Eens buiten de stad duik ik voor een laatste keer de bossen in. Hier in deze streek heeft de zware storm van een tiental jaren geleden lelijk huis gehouden en hele bossen platgelegd. Er zijn nu veel open plekken met nieuwe aanplantingen, maar het zal tientallen jaren duren alvorens de schade weer helemaal hersteld is. Daarna gaat het weer langs asfaltwegen en langs kleine gemeenten en gehuchten.
Onderweg kom ik een aantal mooi versierde meibomen tegen. Ik zie ze al enkele dagen, waarschijnlijk ook een traditie in de Landes, maar nu bekijk ik ze wat beter. Voor elke speciale gebeurtenis in de maand mei zet men een boompje op, niet allemaal even mooi versierd maar ik haal er de mooiste uit. Ik zag er eentje voor de geboorte van Jade, eentje voor een 70ste verjaardag en eentje voor de verwelkoming van nieuwe inwoners in het dorp.
In Benquet, Saint-Christeau staat weer zo’n mooi kerkje uit de Xide eeuw (heropgebouwd in de XVIde eeuw) met een typische platte klokkentoren uit de Landes. De klokken zitten eigenlijk aan de ene kant in een soort houten kast in de toren en aan de andere kant zijn zij zichtbaar.
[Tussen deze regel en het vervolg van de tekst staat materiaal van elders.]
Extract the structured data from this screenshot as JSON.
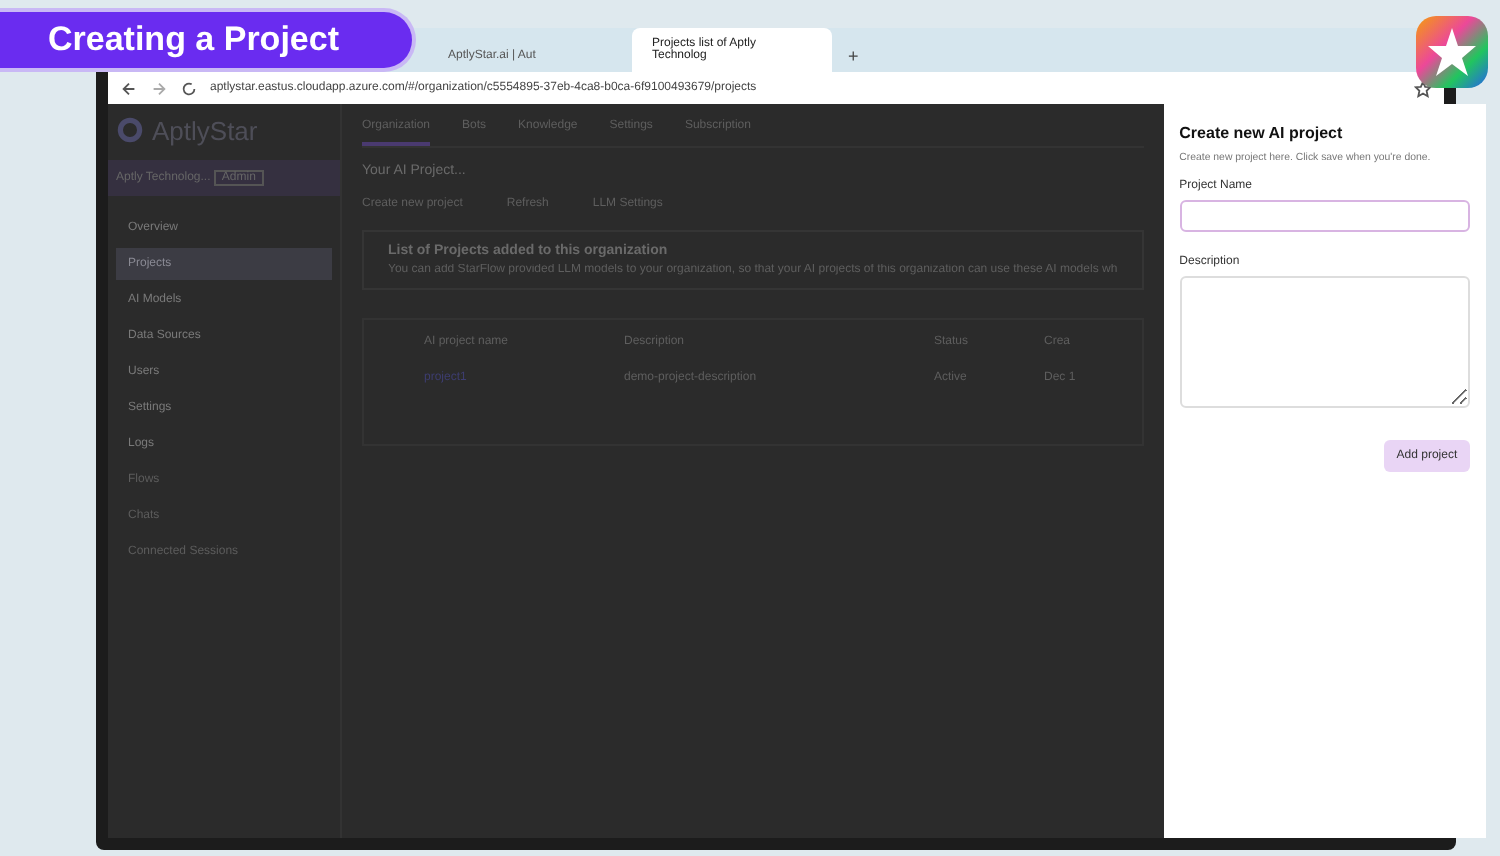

Op het kleine kerkhof rond de kerk ligt een oud-wachter van Louis XVI, Bertrant Petit Loustau, die hier in Benquet de dood vond. Ook is er nog een ander graf met sculptuur van een Chevalier in de Orde van Saint-Louis.
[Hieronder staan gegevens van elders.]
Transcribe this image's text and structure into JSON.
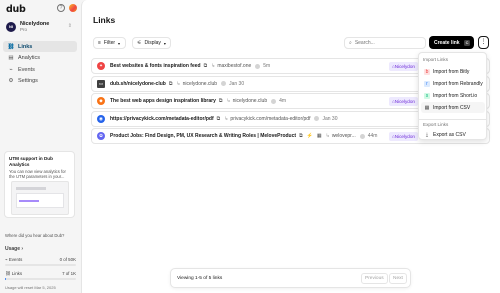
{
  "app": {
    "logo": "dub"
  },
  "workspace": {
    "name": "Nicelydone",
    "plan": "Pro",
    "initials": "NI"
  },
  "nav": [
    {
      "label": "Links",
      "icon": "link-icon",
      "glyph": "🔗",
      "active": true
    },
    {
      "label": "Analytics",
      "icon": "chart-icon",
      "glyph": "📊",
      "active": false
    },
    {
      "label": "Events",
      "icon": "events-icon",
      "glyph": "⚡",
      "active": false
    },
    {
      "label": "Settings",
      "icon": "gear-icon",
      "glyph": "⚙",
      "active": false
    }
  ],
  "promo": {
    "title": "UTM support in Dub Analytics",
    "text": "You can now view analytics for the UTM parameters in your..."
  },
  "heard": "Where did you hear about Dub?",
  "usage": {
    "title": "Usage",
    "events_label": "Events",
    "events_value": "0 of 50K",
    "events_fraction": 0.0,
    "links_label": "Links",
    "links_value": "7 of 1K",
    "links_fraction": 0.007,
    "limit_text": "Usage will reset Mar 5, 2025"
  },
  "header": {
    "title": "Links",
    "filter_label": "Filter",
    "display_label": "Display",
    "search_placeholder": "Search...",
    "create_label": "Create link",
    "create_shortcut": "C",
    "more_label": "⋮"
  },
  "links": [
    {
      "title": "Best websites & fonts inspiration feed",
      "dest": "maxibestof.one",
      "ago": "5m",
      "tag": "Nicelydon",
      "favicon_color": "#ef4444",
      "favicon_glyph": "✦"
    },
    {
      "title": "dub.sh/nicelydone-club",
      "dest": "nicelydone.club",
      "ago": "Jan 30",
      "tag": "",
      "favicon_color": "#404040",
      "favicon_glyph": "▭"
    },
    {
      "title": "The best web apps design inspiration library",
      "dest": "nicelydone.club",
      "ago": "4m",
      "tag": "Nicelydon",
      "favicon_color": "#f97316",
      "favicon_glyph": "◆"
    },
    {
      "title": "https://privacykick.com/metadata-editor/pdf",
      "dest": "privacykick.com/metadata-editor/pdf",
      "ago": "Jan 30",
      "tag": "",
      "favicon_color": "#2563eb",
      "favicon_glyph": "◉"
    },
    {
      "title": "Product Jobs: Find Design, PM, UX Research & Writing Roles | MeloveProduct",
      "dest": "welovepr...",
      "ago": "44m",
      "tag": "Nicelydon",
      "favicon_color": "#6366f1",
      "favicon_glyph": "✿"
    }
  ],
  "menu": {
    "import_title": "Import Links",
    "items": [
      {
        "label": "Import from Bitly",
        "color": "#ef4444"
      },
      {
        "label": "Import from Rebrandly",
        "color": "#3b82f6"
      },
      {
        "label": "Import from Short.io",
        "color": "#10b981"
      },
      {
        "label": "Import from CSV",
        "color": "#525252"
      }
    ],
    "export_title": "Export Links",
    "export_item": "Export as CSV"
  },
  "pager": {
    "text": "Viewing 1-5 of 5 links",
    "prev": "Previous",
    "next": "Next"
  }
}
En nog een nieuw gegeven, sinds enkele dagen loopt en fiets er ook meer en nieuw volk op de camino. Hoe dichter men bij de Spaanse grens komt hoe meer volk. Zo ontmoeten wij vandaag twee fietsers, een Fransman en een Duitser, en nog een Franse wandelaar. Het is vandaag een korte etappe dus ik heb geen haast
. Het toeristenbureau gaat toch maar open om 14 uur. Ik neem nog een korte stop aan het kerkje van Saint-Eulalie. Aan de ingang van de kerk bevindt zich een kopie van de grot van Lourdes.
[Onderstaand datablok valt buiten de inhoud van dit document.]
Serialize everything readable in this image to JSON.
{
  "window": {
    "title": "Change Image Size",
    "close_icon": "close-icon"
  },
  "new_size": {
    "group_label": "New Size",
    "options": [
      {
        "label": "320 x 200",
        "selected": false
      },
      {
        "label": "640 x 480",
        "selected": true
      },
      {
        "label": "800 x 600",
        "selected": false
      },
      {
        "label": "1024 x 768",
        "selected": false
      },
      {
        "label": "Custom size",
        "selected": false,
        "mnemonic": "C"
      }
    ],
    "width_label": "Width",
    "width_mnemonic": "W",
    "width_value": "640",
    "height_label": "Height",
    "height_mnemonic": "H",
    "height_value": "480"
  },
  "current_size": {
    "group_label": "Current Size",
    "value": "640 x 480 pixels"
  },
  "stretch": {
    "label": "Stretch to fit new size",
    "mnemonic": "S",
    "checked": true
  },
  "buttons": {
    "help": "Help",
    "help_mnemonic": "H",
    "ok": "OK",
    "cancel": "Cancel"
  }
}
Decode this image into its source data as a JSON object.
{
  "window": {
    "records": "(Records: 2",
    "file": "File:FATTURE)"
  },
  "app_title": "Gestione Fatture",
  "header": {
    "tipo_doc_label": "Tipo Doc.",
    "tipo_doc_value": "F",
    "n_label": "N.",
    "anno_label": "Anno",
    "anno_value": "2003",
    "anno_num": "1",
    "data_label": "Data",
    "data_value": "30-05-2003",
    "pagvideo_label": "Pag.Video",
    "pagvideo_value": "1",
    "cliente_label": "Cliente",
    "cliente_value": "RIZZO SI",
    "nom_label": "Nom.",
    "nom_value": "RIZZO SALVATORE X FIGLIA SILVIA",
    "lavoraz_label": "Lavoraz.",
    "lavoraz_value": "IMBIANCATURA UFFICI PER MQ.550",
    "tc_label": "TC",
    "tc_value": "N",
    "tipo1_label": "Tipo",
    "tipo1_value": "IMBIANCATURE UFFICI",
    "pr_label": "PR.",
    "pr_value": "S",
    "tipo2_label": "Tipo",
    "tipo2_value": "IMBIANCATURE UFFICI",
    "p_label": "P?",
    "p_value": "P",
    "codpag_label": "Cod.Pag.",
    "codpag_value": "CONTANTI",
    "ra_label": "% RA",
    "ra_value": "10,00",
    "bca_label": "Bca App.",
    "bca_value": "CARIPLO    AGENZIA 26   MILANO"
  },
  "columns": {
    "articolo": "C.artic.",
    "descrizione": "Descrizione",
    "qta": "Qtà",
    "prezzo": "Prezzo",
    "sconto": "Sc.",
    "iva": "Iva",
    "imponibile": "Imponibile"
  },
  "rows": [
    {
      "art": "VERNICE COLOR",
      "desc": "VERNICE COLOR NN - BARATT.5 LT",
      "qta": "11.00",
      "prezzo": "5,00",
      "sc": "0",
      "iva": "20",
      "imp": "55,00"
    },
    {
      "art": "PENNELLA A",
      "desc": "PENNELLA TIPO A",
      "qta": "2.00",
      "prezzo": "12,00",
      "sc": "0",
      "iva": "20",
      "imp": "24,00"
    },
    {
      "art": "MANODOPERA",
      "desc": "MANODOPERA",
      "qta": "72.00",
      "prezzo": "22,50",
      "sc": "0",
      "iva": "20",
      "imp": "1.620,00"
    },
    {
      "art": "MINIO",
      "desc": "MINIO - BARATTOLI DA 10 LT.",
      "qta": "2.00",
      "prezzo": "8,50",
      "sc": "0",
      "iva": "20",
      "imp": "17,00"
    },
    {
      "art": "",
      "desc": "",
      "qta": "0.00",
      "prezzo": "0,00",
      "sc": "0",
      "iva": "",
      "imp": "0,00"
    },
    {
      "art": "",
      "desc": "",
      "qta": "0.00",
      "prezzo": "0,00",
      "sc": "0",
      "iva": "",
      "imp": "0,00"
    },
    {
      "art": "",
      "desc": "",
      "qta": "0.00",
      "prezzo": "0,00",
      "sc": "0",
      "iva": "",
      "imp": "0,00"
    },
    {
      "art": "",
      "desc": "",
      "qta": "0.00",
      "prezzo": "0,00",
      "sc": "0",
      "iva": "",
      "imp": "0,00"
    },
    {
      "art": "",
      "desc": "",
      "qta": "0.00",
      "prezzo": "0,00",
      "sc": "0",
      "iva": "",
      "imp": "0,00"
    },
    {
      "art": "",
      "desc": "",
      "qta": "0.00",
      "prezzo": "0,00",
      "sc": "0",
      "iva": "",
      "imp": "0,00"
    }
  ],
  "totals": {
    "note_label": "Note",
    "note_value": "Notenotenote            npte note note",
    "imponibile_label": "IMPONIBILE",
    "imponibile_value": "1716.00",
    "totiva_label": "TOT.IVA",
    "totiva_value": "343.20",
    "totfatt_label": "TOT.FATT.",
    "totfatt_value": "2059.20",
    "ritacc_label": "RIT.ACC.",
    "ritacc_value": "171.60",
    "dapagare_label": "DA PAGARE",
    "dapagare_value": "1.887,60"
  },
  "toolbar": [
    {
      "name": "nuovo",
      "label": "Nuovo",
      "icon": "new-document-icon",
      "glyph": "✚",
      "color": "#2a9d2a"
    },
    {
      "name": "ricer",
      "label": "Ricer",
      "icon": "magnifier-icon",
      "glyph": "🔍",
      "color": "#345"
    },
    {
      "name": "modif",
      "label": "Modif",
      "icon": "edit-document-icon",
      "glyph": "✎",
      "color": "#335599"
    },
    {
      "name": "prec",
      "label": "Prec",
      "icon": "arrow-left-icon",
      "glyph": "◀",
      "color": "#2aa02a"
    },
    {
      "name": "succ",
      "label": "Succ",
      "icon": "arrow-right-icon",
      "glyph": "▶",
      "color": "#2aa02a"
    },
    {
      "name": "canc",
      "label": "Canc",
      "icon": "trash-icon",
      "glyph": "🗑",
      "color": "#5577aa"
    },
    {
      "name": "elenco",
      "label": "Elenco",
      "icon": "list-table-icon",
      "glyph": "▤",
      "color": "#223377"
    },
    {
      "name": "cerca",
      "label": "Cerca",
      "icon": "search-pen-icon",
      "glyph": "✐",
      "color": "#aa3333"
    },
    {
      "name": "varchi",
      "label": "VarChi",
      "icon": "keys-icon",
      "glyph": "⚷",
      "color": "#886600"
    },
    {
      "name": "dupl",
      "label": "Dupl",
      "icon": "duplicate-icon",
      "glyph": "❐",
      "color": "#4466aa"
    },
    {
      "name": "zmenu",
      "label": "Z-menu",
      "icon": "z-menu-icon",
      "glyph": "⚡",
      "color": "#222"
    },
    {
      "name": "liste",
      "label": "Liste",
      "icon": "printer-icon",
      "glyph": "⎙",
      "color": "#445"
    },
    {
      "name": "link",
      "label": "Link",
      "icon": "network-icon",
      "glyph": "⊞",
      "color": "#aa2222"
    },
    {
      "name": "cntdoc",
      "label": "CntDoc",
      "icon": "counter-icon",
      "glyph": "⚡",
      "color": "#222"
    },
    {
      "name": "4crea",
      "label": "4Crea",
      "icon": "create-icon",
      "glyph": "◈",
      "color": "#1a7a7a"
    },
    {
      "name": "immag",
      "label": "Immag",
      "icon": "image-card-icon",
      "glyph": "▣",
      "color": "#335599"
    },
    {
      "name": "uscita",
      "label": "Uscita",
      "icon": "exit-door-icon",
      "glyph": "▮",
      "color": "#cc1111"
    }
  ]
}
Vooraleer af te buigen naar Saint-Sever loop je over de brug over de rivier de Adour. En dan gaat het in een korte maar pittige klim naar boven.
Saint-Sever is gekend om zijn mooie Benediktijner abdijkerk en het oude, historische stadsgedeelte.
De gemeentelijke refuge is gelegen in het voormalige klooster Jacobins, een gebouw uit de XIIIde eeuw. Hier zijn 12 plaatsen twee dortoirs, uitgeruste keuken, wasmachine... In het stadje kun je inkopen doen.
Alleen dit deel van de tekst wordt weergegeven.